Pros: stability, integrations with Oracle products

Cons: slow data entry, high price

One of the oldest CDMSs on the market comes as a combination of three integrated subsystems
  • Oracle Clinical automating trial protocol design, data validation, and reporting;
  • Oracle Remote Data Capture, an EDC solution with layout editor to generate collection forms; and
  • Thesaurus Management System for standardizing clinical terminology.
Running on the top of the Oracle database, the suite demonstrates great stability and is recognized as one of the best systems for paper-based data collection. It seems to be a natural choice for companies already using other Oracle products.

At the same time, its data entry part involves repetitive and tedious manual operations. Also, Oracle isn’t meant for small companies with limited budgets.

Castor EDC: an affordable way to speed up trial builds

Used by 8500+ studies

Pricing model: based on study needs

Pros: ease of setup and use, quick support, affordability

Cons: limited functionality

Castor EDC became popular across 90+ countries due to its proven ability to significantly shorten the duration of a clinical study build. Intuitive UI simplifies creating eCRF forms, assigning study roles, and joining new users. The data can be smoothly integrated from various sources — EHR systems, medical devices, wearables, etc. Should any problems arise, you’ll get help from an expert in no more than 30 minutes.

Relatively low price makes the platform affordable for small companies. Quite expectedly, it lacks some features and export formats that larger and more expensive systems typically have.

TrialKit: an intuitive CRF designer for virtual studies

Used by 7000+ studies

Pricing model: based on number of features

Pros: ease of use, smooth integrations with wearables

Cons: hard learning curve, limited functionality,

Aimed at decentralized virtual studies, TrialKit comes in two versions — web-based and mobile. Due to a drag-and drop CRF builder and a library of ready-to-use templates, companies can create eCRFs with no programming skills and launch trials in days instead of weeks. In addition to EHRs, the tool easily integrates data from wearables like Fitbit, Apple Watch etc.

As for cons, it takes time to learn how to work with the platform. Another major complaint relates to limitations in functionality.

How to choose and adopt a CDMS: best practices

Here are some additional tips on how to select and implement a CDMS so that it will contribute to a trial success.

Check compatibility and integration options. Make sure that the intended CDMS smoothly links to other platforms you’ll use during the trial — namely, an EHR system, LIMS, and others. In case of compatibility issues, you ‘ll need to find a tech partner with system integration expertise.

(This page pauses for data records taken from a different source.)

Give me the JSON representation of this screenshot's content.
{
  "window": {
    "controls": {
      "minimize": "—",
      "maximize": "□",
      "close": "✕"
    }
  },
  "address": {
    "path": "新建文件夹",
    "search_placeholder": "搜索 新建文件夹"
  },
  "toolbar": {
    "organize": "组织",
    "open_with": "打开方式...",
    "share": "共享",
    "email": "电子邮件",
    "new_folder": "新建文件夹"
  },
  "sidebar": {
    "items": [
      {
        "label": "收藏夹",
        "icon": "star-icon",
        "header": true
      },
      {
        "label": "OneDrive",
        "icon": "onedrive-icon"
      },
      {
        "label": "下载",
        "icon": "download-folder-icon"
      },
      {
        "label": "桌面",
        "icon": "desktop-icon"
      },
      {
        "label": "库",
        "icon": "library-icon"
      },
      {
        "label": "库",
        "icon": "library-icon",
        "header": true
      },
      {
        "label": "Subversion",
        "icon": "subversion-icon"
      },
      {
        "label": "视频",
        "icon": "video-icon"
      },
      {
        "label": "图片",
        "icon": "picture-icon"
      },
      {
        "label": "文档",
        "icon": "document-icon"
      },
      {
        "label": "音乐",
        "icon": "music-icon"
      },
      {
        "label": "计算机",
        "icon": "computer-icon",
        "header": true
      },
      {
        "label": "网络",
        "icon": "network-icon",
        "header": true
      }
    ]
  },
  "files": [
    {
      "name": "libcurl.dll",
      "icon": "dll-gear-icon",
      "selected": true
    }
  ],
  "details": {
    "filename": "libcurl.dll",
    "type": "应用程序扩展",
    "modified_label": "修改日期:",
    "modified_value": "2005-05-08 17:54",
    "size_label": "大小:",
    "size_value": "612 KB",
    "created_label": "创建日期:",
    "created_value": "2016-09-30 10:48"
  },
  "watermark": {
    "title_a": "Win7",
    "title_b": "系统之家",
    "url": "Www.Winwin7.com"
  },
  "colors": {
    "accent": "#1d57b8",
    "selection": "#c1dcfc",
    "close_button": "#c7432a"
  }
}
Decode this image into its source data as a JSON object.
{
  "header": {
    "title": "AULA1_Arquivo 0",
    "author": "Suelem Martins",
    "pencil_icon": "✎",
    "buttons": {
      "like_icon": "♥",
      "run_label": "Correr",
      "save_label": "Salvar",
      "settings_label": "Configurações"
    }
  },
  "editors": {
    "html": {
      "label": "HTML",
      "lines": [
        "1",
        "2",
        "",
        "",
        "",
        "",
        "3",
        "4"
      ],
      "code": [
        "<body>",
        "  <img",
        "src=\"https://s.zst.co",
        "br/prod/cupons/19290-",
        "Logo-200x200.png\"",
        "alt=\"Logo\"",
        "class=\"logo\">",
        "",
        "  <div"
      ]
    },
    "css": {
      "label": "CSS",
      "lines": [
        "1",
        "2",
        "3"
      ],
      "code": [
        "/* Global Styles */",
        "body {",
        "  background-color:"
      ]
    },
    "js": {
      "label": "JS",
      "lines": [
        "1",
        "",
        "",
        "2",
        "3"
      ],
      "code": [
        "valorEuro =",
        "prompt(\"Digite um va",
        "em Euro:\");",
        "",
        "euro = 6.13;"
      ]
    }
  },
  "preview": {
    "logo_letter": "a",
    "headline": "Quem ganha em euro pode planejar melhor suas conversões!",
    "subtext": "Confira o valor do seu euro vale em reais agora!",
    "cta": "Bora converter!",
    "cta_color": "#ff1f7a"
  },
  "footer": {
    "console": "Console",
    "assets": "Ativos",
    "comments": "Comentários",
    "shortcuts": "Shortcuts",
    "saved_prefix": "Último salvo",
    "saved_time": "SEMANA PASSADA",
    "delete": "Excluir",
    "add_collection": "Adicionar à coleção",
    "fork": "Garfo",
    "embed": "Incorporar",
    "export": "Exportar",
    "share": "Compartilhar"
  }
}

Learn more about the level of support offered by a vendor. This includes training programs, the quality of user documentation provided, and speed of response in case of any issues. Also, check if the provider will help you with the system deployment, integrations, and development of new features once you need them.

Make sure that all parties are satisfied. Before finalizing your choice and implementing a new platform, try to get feedback from all intended users — CROs, sponsors, staff and technical support at the research site. Take advantage of a free trial or demo version so that everybody could test the user interface and share their experience.

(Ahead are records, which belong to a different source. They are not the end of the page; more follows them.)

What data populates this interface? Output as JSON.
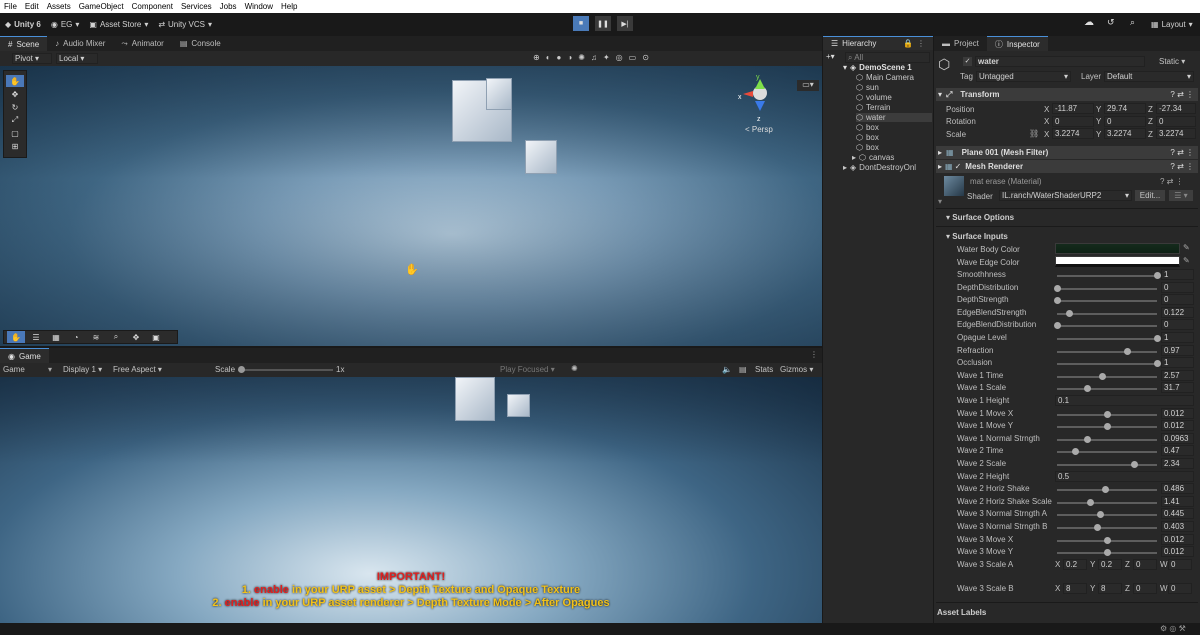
{
  "menu": [
    "File",
    "Edit",
    "Assets",
    "GameObject",
    "Component",
    "Services",
    "Jobs",
    "Window",
    "Help"
  ],
  "toolbar": {
    "unity": "Unity 6",
    "account": "EG",
    "asset_store": "Asset Store",
    "vcs": "Unity VCS",
    "layout": "Layout"
  },
  "scene_tabs": [
    "Scene",
    "Audio Mixer",
    "Animator",
    "Console"
  ],
  "scene_toolbar": {
    "pivot": "Pivot",
    "local": "Local"
  },
  "gizmo": {
    "persp": "< Persp",
    "y": "y",
    "x": "x",
    "z": "z"
  },
  "game": {
    "tab": "Game",
    "mode": "Game",
    "display": "Display 1",
    "aspect": "Free Aspect",
    "scale_label": "Scale",
    "scale_value": "1x",
    "play_focused": "Play Focused",
    "stats": "Stats",
    "gizmos": "Gizmos"
  },
  "overlay": {
    "important": "IMPORTANT!",
    "line1_num": "1.",
    "line1_enable": "enable",
    "line1_rest": "in your URP asset > Depth Texture and Opaque Texture",
    "line2_num": "2.",
    "line2_enable": "enable",
    "line2_rest": "in your URP asset renderer > Depth Texture Mode > After Opagues"
  },
  "hierarchy": {
    "tab": "Hierarchy",
    "search": "All",
    "scene": "DemoScene 1",
    "items": [
      "Main Camera",
      "sun",
      "volume",
      "Terrain",
      "water",
      "box",
      "box",
      "box",
      "canvas"
    ],
    "dont_destroy": "DontDestroyOnl"
  },
  "project_tab": "Project",
  "inspector": {
    "tab": "Inspector",
    "name": "water",
    "static": "Static",
    "tag_label": "Tag",
    "tag": "Untagged",
    "layer_label": "Layer",
    "layer": "Default",
    "transform": "Transform",
    "position": {
      "label": "Position",
      "x": "-11.87",
      "y": "29.74",
      "z": "-27.34"
    },
    "rotation": {
      "label": "Rotation",
      "x": "0",
      "y": "0",
      "z": "0"
    },
    "scale": {
      "label": "Scale",
      "x": "3.2274",
      "y": "3.2274",
      "z": "3.2274"
    },
    "mesh_filter": "Plane 001 (Mesh Filter)",
    "mesh_renderer": "Mesh Renderer",
    "material": "mat erase (Material)",
    "shader_label": "Shader",
    "shader": "IL.ranch/WaterShaderURP2",
    "edit": "Edit...",
    "surface_options": "Surface Options",
    "surface_inputs": "Surface Inputs",
    "color_props": [
      {
        "label": "Water Body Color"
      },
      {
        "label": "Wave Edge Color"
      }
    ],
    "sliders": [
      {
        "label": "Smoothhness",
        "value": "1",
        "level": 1.0
      },
      {
        "label": "DepthDistribution",
        "value": "0",
        "level": 0.0
      },
      {
        "label": "DepthStrength",
        "value": "0",
        "level": 0.0
      },
      {
        "label": "EdgeBlendStrength",
        "value": "0.122",
        "level": 0.12
      },
      {
        "label": "EdgeBlendDistribution",
        "value": "0",
        "level": 0.0
      },
      {
        "label": "Opague Level",
        "value": "1",
        "level": 1.0
      },
      {
        "label": "Refraction",
        "value": "0.97",
        "level": 0.7
      },
      {
        "label": "Occlusion",
        "value": "1",
        "level": 1.0
      },
      {
        "label": "Wave 1 Time",
        "value": "2.57",
        "level": 0.45
      },
      {
        "label": "Wave 1 Scale",
        "value": "31.7",
        "level": 0.3
      }
    ],
    "wave1_height": {
      "label": "Wave 1 Height",
      "value": "0.1"
    },
    "sliders2": [
      {
        "label": "Wave 1 Move X",
        "value": "0.012",
        "level": 0.5
      },
      {
        "label": "Wave 1 Move Y",
        "value": "0.012",
        "level": 0.5
      },
      {
        "label": "Wave 1 Normal Strngth",
        "value": "0.0963",
        "level": 0.3
      },
      {
        "label": "Wave 2 Time",
        "value": "0.47",
        "level": 0.18
      },
      {
        "label": "Wave 2 Scale",
        "value": "2.34",
        "level": 0.77
      }
    ],
    "wave2_height": {
      "label": "Wave 2 Height",
      "value": "0.5"
    },
    "sliders3": [
      {
        "label": "Wave 2 Horiz Shake",
        "value": "0.486",
        "level": 0.48
      },
      {
        "label": "Wave 2 Horiz Shake Scale",
        "value": "1.41",
        "level": 0.33
      },
      {
        "label": "Wave 3 Normal Strngth A",
        "value": "0.445",
        "level": 0.43
      },
      {
        "label": "Wave 3 Normal Strngth B",
        "value": "0.403",
        "level": 0.4
      },
      {
        "label": "Wave 3 Move X",
        "value": "0.012",
        "level": 0.5
      },
      {
        "label": "Wave 3 Move Y",
        "value": "0.012",
        "level": 0.5
      }
    ],
    "wave3_scale_a": {
      "label": "Wave 3 Scale A",
      "x": "0.2",
      "y": "0.2",
      "z": "0",
      "w": "0"
    },
    "wave3_scale_b": {
      "label": "Wave 3 Scale B",
      "x": "8",
      "y": "8",
      "z": "0",
      "w": "0"
    },
    "asset_labels": "Asset Labels"
  }
}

Start from the core functionality. Redundant features not only inflate your budget but create additional complexities for staff who will have to get familiar with a new system. Later, you can expand functionality as needed and as your project grows by adding new modules from the same provider, integrating third-party tools or using custom development.

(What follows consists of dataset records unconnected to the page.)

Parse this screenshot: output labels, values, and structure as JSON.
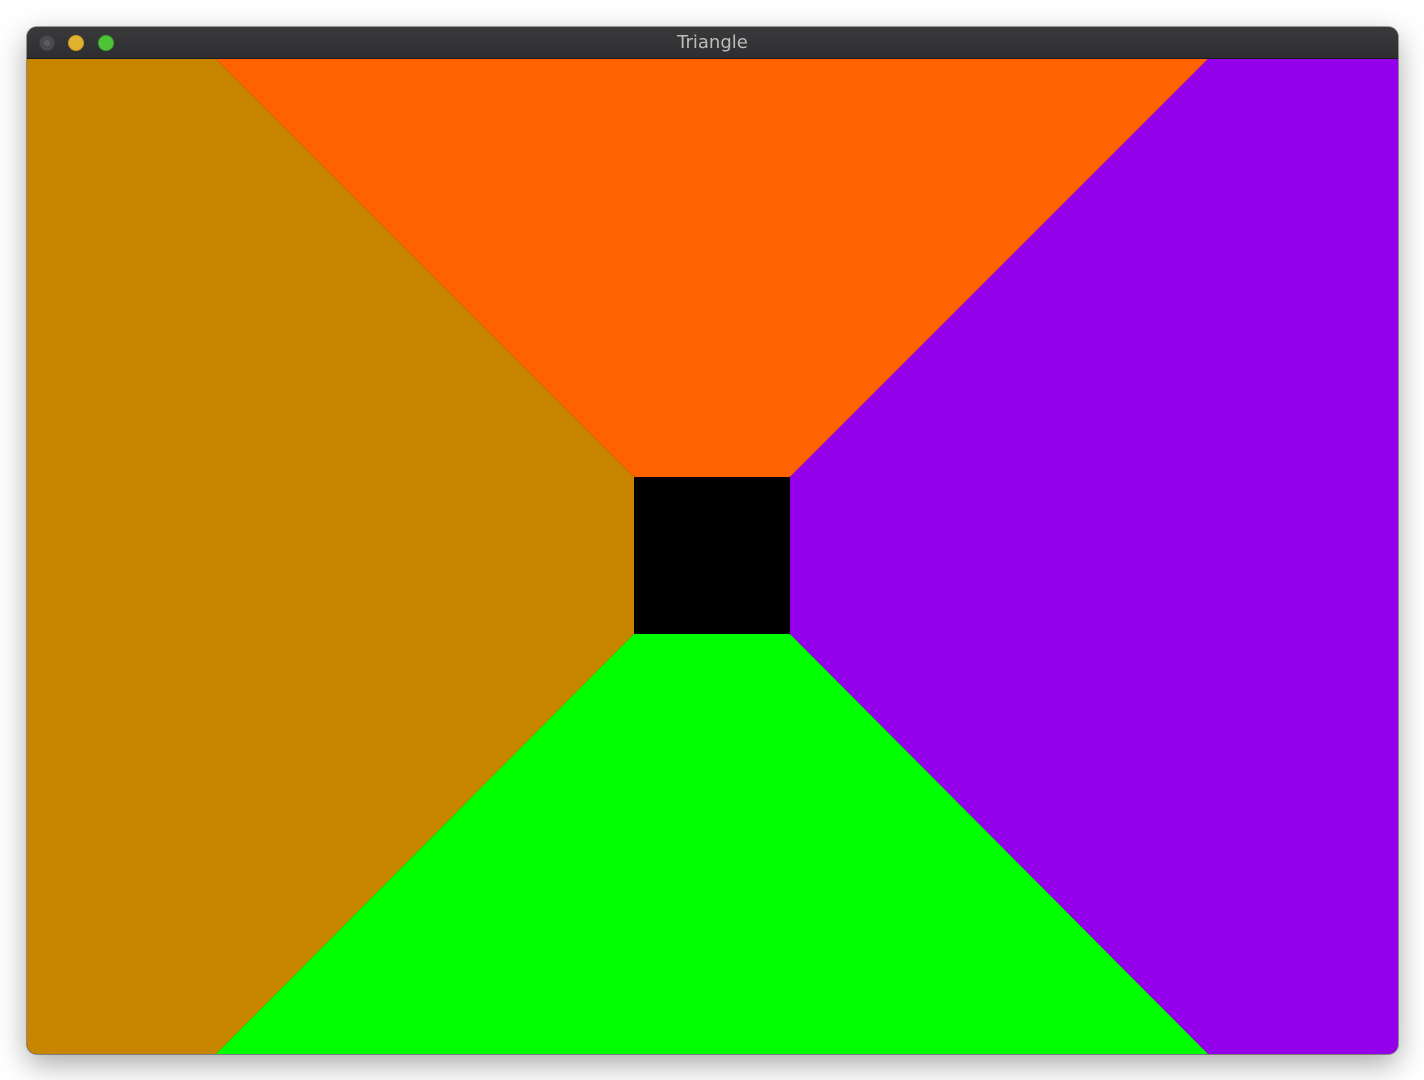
{
  "window": {
    "title": "Triangle"
  },
  "titlebar": {
    "buttons": [
      {
        "name": "close",
        "color": "#4b4b4d"
      },
      {
        "name": "minimize",
        "color": "#e2b130"
      },
      {
        "name": "zoom",
        "color": "#4ec338"
      }
    ]
  },
  "render": {
    "regions": [
      {
        "name": "left-region",
        "color": "#c78500"
      },
      {
        "name": "top-region",
        "color": "#ff6200"
      },
      {
        "name": "right-region",
        "color": "#9300e9"
      },
      {
        "name": "bottom-region",
        "color": "#00ff00"
      },
      {
        "name": "center-square",
        "color": "#000000"
      }
    ]
  }
}
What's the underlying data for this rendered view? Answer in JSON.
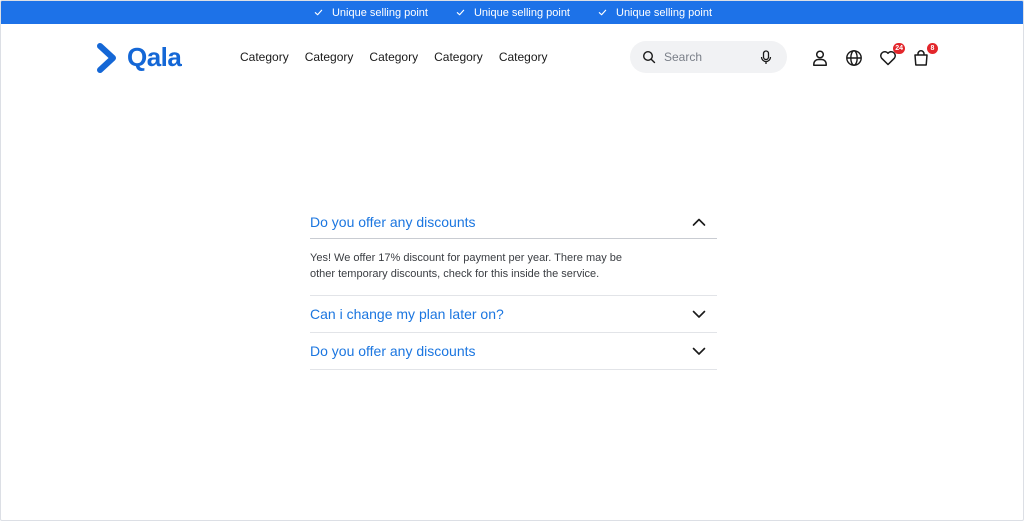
{
  "usp_bar": {
    "items": [
      "Unique selling point",
      "Unique selling point",
      "Unique selling point"
    ]
  },
  "header": {
    "logo_text": "Qala",
    "nav": [
      "Category",
      "Category",
      "Category",
      "Category",
      "Category"
    ],
    "search": {
      "placeholder": "Search"
    },
    "icons": [
      "user-icon",
      "globe-icon",
      "heart-icon",
      "bag-icon"
    ],
    "wishlist_count": "24",
    "cart_count": "8"
  },
  "colors": {
    "brand": "#1467d6",
    "usp_bar": "#1d72e8",
    "link": "#1b76e0",
    "badge": "#e3262b"
  },
  "faq": {
    "items": [
      {
        "question": "Do you offer any discounts",
        "answer": "Yes! We offer 17% discount for payment per year. There may be other temporary discounts, check for this inside the service.",
        "expanded": true
      },
      {
        "question": "Can i change my plan later on?",
        "answer": "",
        "expanded": false
      },
      {
        "question": "Do you offer any discounts",
        "answer": "",
        "expanded": false
      }
    ]
  }
}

Test and validate the system against the eCRF. Once electronic forms are designed, you need to run user acceptance testing (UAT.) End users like data entry associates, clinicians, and researchers should determine if they feel comfortable with the eCRF structure and if the form contains all needed fields.

Take your time to set up a database. Quite naturally, trial sponsors want to get the system run in no time. However, it[s important to balance speed and risk reduction. Take your time to thoroughly design and test a database before the study starts. Software changes during the trial might be costly and impact data validity.